Lewis was invited to stay for a meal. The menu was tomato soup, then curry, followed by stewed fruit and custard. ‘The curry was quite alarmingly hot,' said Lewis, ‘and Ruth confessed to having overdone the chillies.'
16
This may not have been a mistake. Ruth was an experienced cook and often made curry, which had been Seretse's favourite ever since his student days at Nutford House.
17
She and Seretse may have suspected that the visit would end up in a report and were enjoying some harmless fun at Lewis's expense. He was astonished by the civility they showed towards the British Government and their apparent sympathy for Baring: ‘They both, strangely enough, seemed to have a soft spot for Sir Evelyn Baring. Seretse spoke with concern of Sir Evelyn's state of health and thought the job a very onerous one for someone who was not of robust health.'
18
Lewis accepted these comments at face value – but it was possible that he was being gently mocked. For Seretse, who was teaching Jackie to grimace whenever Gordon Walker was mentioned, had a mischievous sense of humour.
19

After dinner, there was a break in the conversation while Seretse listened to the closing stages of a fight between champion heavyweight
boxers, Bruce Woodcock and Jack Gardner. Their own wireless was out of action, so Seretse rang up a friend and got him to put the telephone mouthpiece near the loudspeaker of his set.
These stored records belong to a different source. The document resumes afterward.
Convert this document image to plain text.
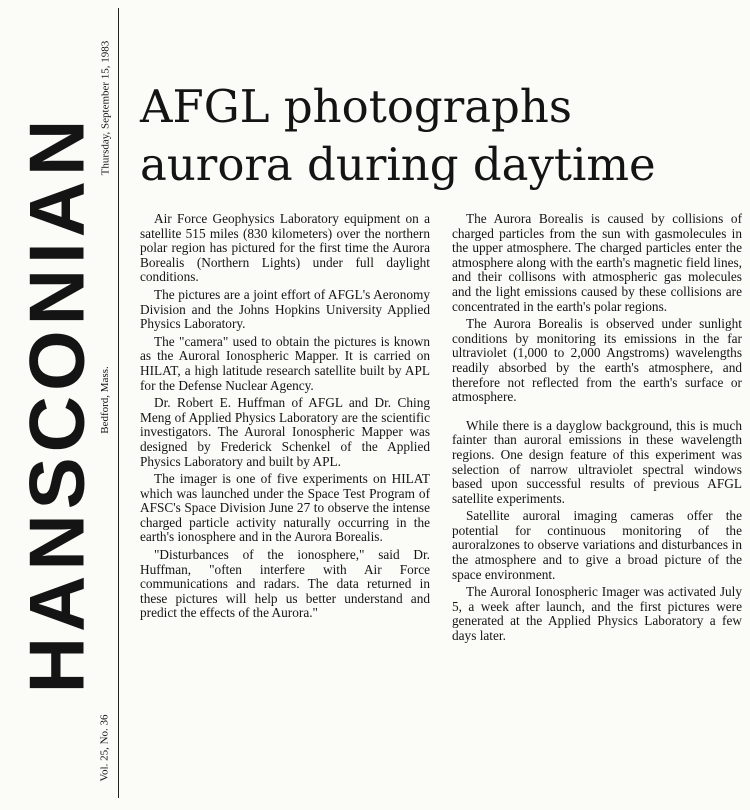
HANSCONIAN
Thursday, September 15, 1983
Bedford, Mass.
Vol. 25, No. 36
AFGL photographs
aurora during daytime

Air Force Geophysics Laboratory equipment on a satellite 515 miles (830 kilometers) over the northern polar region has pictured for the first time the Aurora Borealis (Northern Lights) under full daylight conditions.

The pictures are a joint effort of AFGL's Aeronomy Division and the Johns Hopkins University Applied Physics Laboratory.

The "camera" used to obtain the pictures is known as the Auroral Ionospheric Mapper. It is carried on HILAT, a high latitude research satellite built by APL for the Defense Nuclear Agency.

Dr. Robert E. Huffman of AFGL and Dr. Ching Meng of Applied Physics Laboratory are the scientific investigators. The Auroral Ionospheric Mapper was designed by Frederick Schenkel of the Applied Physics Laboratory and built by APL.

The imager is one of five experiments on HILAT which was launched under the Space Test Program of AFSC's Space Division June 27 to observe the intense charged particle activity naturally occurring in the earth's ionosphere and in the Aurora Borealis.

"Disturbances of the ionosphere," said Dr. Huffman, "often interfere with Air Force communications and radars. The data returned in these pictures will help us better understand and predict the effects of the Aurora."

The Aurora Borealis is caused by collisions of charged particles from the sun with gasmolecules in the upper atmosphere. The charged particles enter the atmosphere along with the earth's magnetic field lines, and their collisons with atmospheric gas molecules and the light emissions caused by these collisions are concentrated in the earth's polar regions.

The Aurora Borealis is observed under sunlight conditions by monitoring its emissions in the far ultraviolet (1,000 to 2,000 Angstroms) wavelengths readily absorbed by the earth's atmosphere, and therefore not reflected from the earth's surface or atmosphere.

While there is a dayglow background, this is much fainter than auroral emissions in these wavelength regions. One design feature of this experiment was selection of narrow ultraviolet spectral windows based upon successful results of previous AFGL satellite experiments.

Satellite auroral imaging cameras offer the potential for continuous monitoring of the auroralzones to observe variations and disturbances in the atmosphere and to give a broad picture of the space environment.

The Auroral Ionospheric Imager was activated July 5, a week after launch, and the first pictures were generated at the Applied Physics Laboratory a few days later.
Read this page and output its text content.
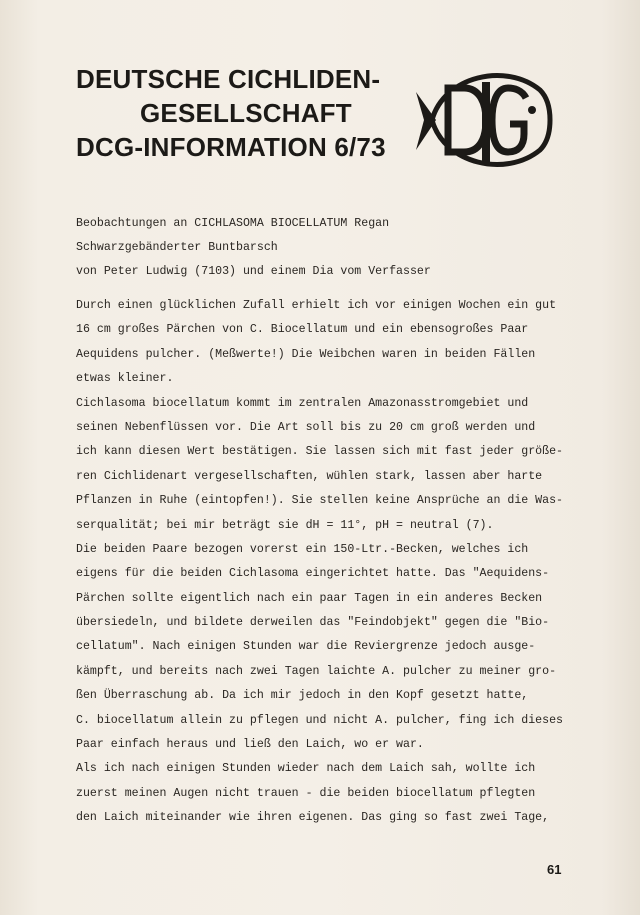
DEUTSCHE CICHLIDEN-
GESELLSCHAFT
DCG-INFORMATION 6/73

Beobachtungen an CICHLASOMA BIOCELLATUM Regan

Schwarzgebänderter Buntbarsch

von Peter Ludwig (7103) und einem Dia vom Verfasser

Durch einen glücklichen Zufall erhielt ich vor einigen Wochen ein gut

16 cm großes Pärchen von C. Biocellatum und ein ebensogroßes Paar

Aequidens pulcher. (Meßwerte!) Die Weibchen waren in beiden Fällen

etwas kleiner.

Cichlasoma biocellatum kommt im zentralen Amazonasstromgebiet und

seinen Nebenflüssen vor. Die Art soll bis zu 20 cm groß werden und

ich kann diesen Wert bestätigen. Sie lassen sich mit fast jeder größe-

ren Cichlidenart vergesellschaften, wühlen stark, lassen aber harte

Pflanzen in Ruhe (eintopfen!). Sie stellen keine Ansprüche an die Was-

serqualität; bei mir beträgt sie dH = 11°, pH = neutral (7).

Die beiden Paare bezogen vorerst ein 150-Ltr.-Becken, welches ich

eigens für die beiden Cichlasoma eingerichtet hatte. Das "Aequidens-

Pärchen sollte eigentlich nach ein paar Tagen in ein anderes Becken

übersiedeln, und bildete derweilen das "Feindobjekt" gegen die "Bio-

cellatum". Nach einigen Stunden war die Reviergrenze jedoch ausge-

kämpft, und bereits nach zwei Tagen laichte A. pulcher zu meiner gro-

ßen Überraschung ab. Da ich mir jedoch in den Kopf gesetzt hatte,

C. biocellatum allein zu pflegen und nicht A. pulcher, fing ich dieses

Paar einfach heraus und ließ den Laich, wo er war.

Als ich nach einigen Stunden wieder nach dem Laich sah, wollte ich

zuerst meinen Augen nicht trauen - die beiden biocellatum pflegten

den Laich miteinander wie ihren eigenen. Das ging so fast zwei Tage,

61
Then there was some further conversation: ‘In politics Ruth proclaims herself a “true blue Conservative”. Seretse is a “Socialist”. I was also given an outline of the political views of various members of Ruth's family.'
20
The Secretary of State enjoyed Lewis's snapshot account. ‘Very good report,' he wrote. ‘I would like to see Mr Lewis.'
21

Seretse became involved again in the activities of the Seretse Khama Fighting Committee, which was still busy campaigning. One of the new people he met on the Committee was John Stonehouse, who was then a student at the LSE with an interest in colonial and African affairs. Stonehouse later became a Labour Government Minister and then shocked the world when he faked his own death; when he was found, living with his secretary, he was imprisoned for fraud. But in 1950, he was unknown and an idealist. He had great respect for Seretse, describing him as ‘impressive in stature', with ‘a brilliant faculty for interpretation and expression', and he enjoyed his warm personality and generosity of feeling. One night, they went together to address a meeting in Basingstoke, at which Seretse was in fine form:

His analysis of democracy and politics was as good as any political philosopher could muster. The audience was fascinated and entranced. When it came to my turn to make the appeal for the Seretse Khama [Fighting Committee] the pound notes and cheques came up in healthy profusion, including a very generous donation from the local Tories.
22

The Khamas started to make new friends. Clement Freud invited Seretse to speak at a celebrity Club Supper at the Arts Theatre Club off Leicester Square, which he was managing. ‘A hundred members and their guests', explained Freud in his autobiography, ‘bought tickets, got a decent meal and listened to a speech by a man or woman of the moment' – and in the autumn of 1950, Seretse Khama was the ‘man of the moment'. Other celebrity speakers had included Bernard Shaw, Peter Ustinov, Christopher Fry and Laurie Lee.
23
Freud understood the difficulties faced by the Khamas and wanted to help. He also found Seretse agreeable company and thought Ruth was an admirable and very courageous woman. He and his wife Jill invited
them home and he cooked – which always made for a successful evening, as Seretse appreciated good food.
24

The Labour MPs Jennie Lee and her husband, Aneurin Bevan, gave parties in their home for Seretse and Ruth. Although they followed the doctrine of collective responsibility in relation to the Labour Party, in private they followed their own principles – and they believed that the Labour Party had treated the Khamas very badly.
25
Bevan organized a party at Cliveden Place, where Seretse and Ruth met Cheddi Jagan and Forbes Burnham, leading politicians from British Guiana.
26
Bevan publicized this party as much as possible, to draw attention to the problems suffered by the British colonies.

Seretse and Ruth became good friends with MacDonald Bailey, the famous sprinter known as Black Flash, from Port of Spain in Trinidad; Bailey had also married a white Englishwoman and was living in Britain. Over six feet tall, Bailey ran for Britain in the Olympics of 1948 and was to become a medallist in the 1952 Olympics. Movietone filmed a newsreel showing the Khama family and the Baileys enjoying Christmas together in the Khamas' flat, the adults serving sandwiches and cake to the children, and pulling crackers. The four adults laughed happily together in the living room, next to a huge framed photograph – about two feet square – of Seretse's father, Sekgoma, in military uniform, standing beside Khama III.